Hay algo mágico en que los hijos crezcan. Ya, ya sé que parece distinto, que según se abandona la infancia parece que la magia se pierde también, pero cada vez estoy más lejos de creer que esta afirmación sea cierta. Cada vez estoy más cerca de aceptar de qué va esto de vivir.
Este es el segundo año en que Ojazos sabe de qué va lo de Papá Noel, los Reyes Magos y hasta el ratoncito Pérez. Confieso que me dio pena cuando me lo preguntó, clavándome esa mirada suya en la que cabría el infinito llena de curiosidad pero también de certezas, pero lo que más sentí fue un alivio de soltar aire retenido desde hace años; ya estaba, había pasado, y de forma mucho menos traumática de lo que me imaginaba.
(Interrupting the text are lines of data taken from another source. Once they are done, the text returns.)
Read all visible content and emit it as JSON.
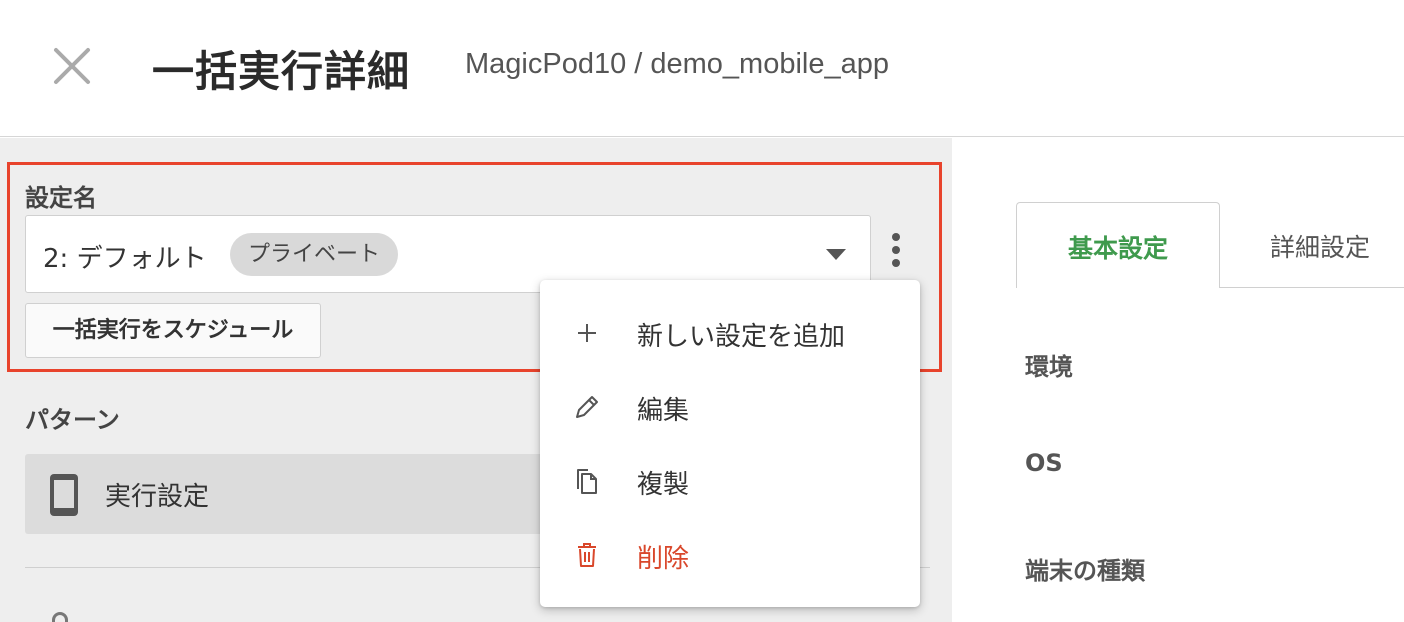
{
  "header": {
    "title": "一括実行詳細",
    "project_path": "MagicPod10 / demo_mobile_app"
  },
  "left": {
    "setting_label": "設定名",
    "select": {
      "value": "2: デフォルト",
      "badge": "プライベート"
    },
    "schedule_button": "一括実行をスケジュール",
    "pattern_label": "パターン",
    "pattern_item": "実行設定"
  },
  "menu": {
    "items": [
      {
        "label": "新しい設定を追加",
        "icon": "plus-icon"
      },
      {
        "label": "編集",
        "icon": "pencil-icon"
      },
      {
        "label": "複製",
        "icon": "copy-icon"
      },
      {
        "label": "削除",
        "icon": "trash-icon",
        "color": "#d9472b"
      }
    ]
  },
  "right": {
    "tabs": [
      {
        "label": "基本設定",
        "active": true
      },
      {
        "label": "詳細設定",
        "active": false
      }
    ],
    "fields": [
      "環境",
      "OS",
      "端末の種類"
    ]
  },
  "colors": {
    "highlight": "#e8432c",
    "active_tab": "#3f9a4d",
    "danger": "#d9472b"
  }
}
Porque, aunque en el imaginario colectivo, la magia va de creer en seres inexistentes, lo cierto es que yo no llevo bien mentir, no me gusta nada, y, en cierto modo, me generaba un conflicto añejo, como una cicatriz que picaba un ratito para luego dejar de molestar en cuanto que la sonrisa asomaba a su rostro al ver los regalos. Por supuesto, esto no pasaba en los primeros años, cuando era todo casi un juego para cada una de las partes, pero la cosa cambió en cuanto mi hijo empezó a manifestarse como una persona pensante que desarrollaba pensamientos propios. Empezaba a haber conciencia en él y eso despertó la mía.
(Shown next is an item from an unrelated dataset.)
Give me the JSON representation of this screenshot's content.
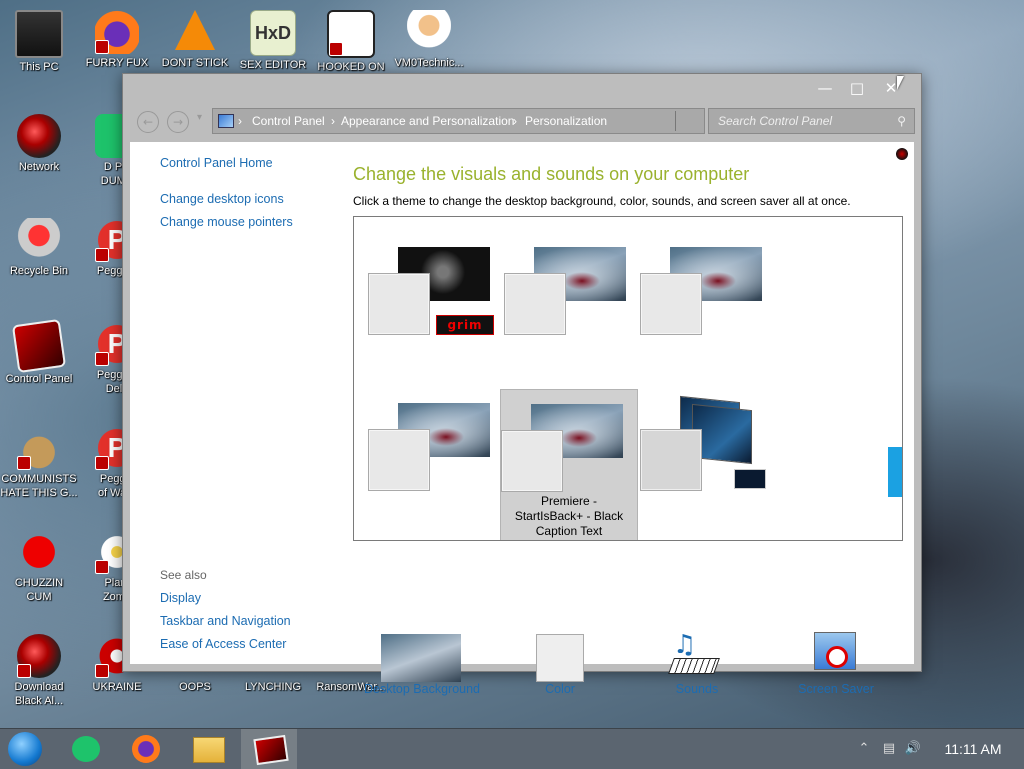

Aún así, preparar los regalos, colocarlos en silencio, manchar los vasos para que pareciera que se habían bebido la leche, desmigar una galleta o mordisquear una zanahoria se encontraban entre mis rituales favoritos del año. Todo merecía la pena por esa sonrisa, a veces desdentada como la de mi yaya, que todo lo llena y que, por encima de todas las cosas, calienta mi corazón. Hasta que hizo la pregunta “En el cole dicen que Papá Noel son los padres, ¿es verdad, mamá?” y me recordé a los 6 años compartiendo ese radiante secreto con mi hermana y mi prima y di gracias por habernos regalado 3 años más: entonces podíamos explicarle la importancia de no destrozar las tradiciones de otras familias por compartir jugosa información y gozar de una fama momentánea. Y tanto ha calado que, si estamos con sus primos pequeños, está muy pendiente de que no se nos escape el pequeño gran secreto que marca el inicio del fin de la magia. ¿O no es así? Cada vez lo dudo más.
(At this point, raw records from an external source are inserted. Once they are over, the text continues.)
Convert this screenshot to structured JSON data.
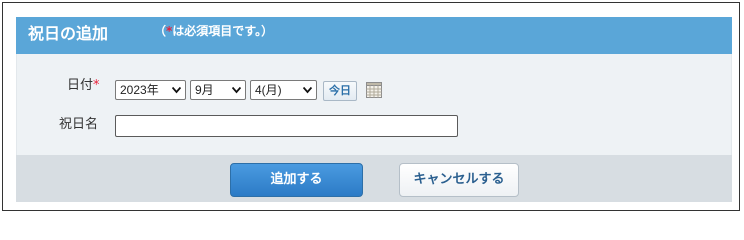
{
  "dialog": {
    "title": "祝日の追加",
    "required_note": {
      "open": "（",
      "asterisk": "*",
      "text": "は必須項目です。）"
    }
  },
  "form": {
    "date": {
      "label": "日付",
      "required_mark": "*",
      "year": "2023年",
      "month": "9月",
      "day": "4(月)",
      "today_button": "今日",
      "calendar_icon": "calendar-icon"
    },
    "holiday_name": {
      "label": "祝日名",
      "value": ""
    }
  },
  "actions": {
    "add_label": "追加する",
    "cancel_label": "キャンセルする"
  },
  "colors": {
    "header_bg": "#5aa6d8",
    "required": "#e8213a",
    "primary_button": "#2c7bc6"
  }
}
Dicen por ahí que la magia existe y que aquellos que creen en ella están destinados a encontrarla. Y, la verdad, es que yo me paso la vida haciéndolo. La veo cada día en el sol y la luna, los cielos azules, las nubes, las estrellas, los milanos sobrevolando mi ciudad… en una naturaleza que se esfuerza en mostrarse rotunda y soberana frente a nuestras ansias de destrozarla; también en las sonrisas, las palabras amables, la compasión y la comprensión en personas y momentos inesperados, cuando las necesitabas tanto que te parecía imposible que llegaran. Pero también soy consciente de que me esfuerzo en construirla, afinando el ojo, compartiendo con mi hijo, poniendo el foco en lo extraordinario porque de ordinariez ya vamos bien servidos, porque quedarse anclada en lo feo, viviendo en el lamento, es lo fácil, además de lo feo. Esperando que los demás nos pasen la mano por el lomo, cuando la procesión va mucho más por dentro.
Hay algo mágico en que los hijos crezcan y empiecen a compartir de otra forma la vida, en que participen de forma progresiva en aspectos que, hasta el momento, les eran ajenos y que lo hagan compartiendo sus propios pensamientos y puntos de vista. Descubres entonces cómo les has ido modelando, muchas veces sin darte cuenta: repiten expresiones e ideas de personas adultas de su entorno, algunas de forma exacta, otras pasadas por su tamiz. Es como un bucle espacio temporal en el que tu preadolescente se convierte en un señor de 50 o 60 años y resulta a la vez curioso e irritante que aún no se ha desarrollado su pensamiento crítico y puede ser que repita sin filtro tremendas barrabasadas. Y ahí es donde queda un resquicio para el diálogo en el que conectar de otra manera. Distinta, inesperada, pero sin duda, mágica.
Me pasaba igual que a ti con mis hijos, no me gustaba del todo que su ilusión se apoyara en algo que les dejábamos creer que era cierto... Con los chicos ya mayores seguimos haciendo nuestros rituales, porque la ilusión no tiene por qué perderse con la edad. ¡Si no les dejáramos unos polvorones y unas copitas de moscatel a los reyes, mi hija dejaría de hablarme!
En la adultez esa magia bien podría ser la capacidad de sorprenderse ante la maravilla de la propia vida. Rendirse al caos y disfrutar de lo que ocurre en el momento dejando a un lado la imperiosa necesidad de control.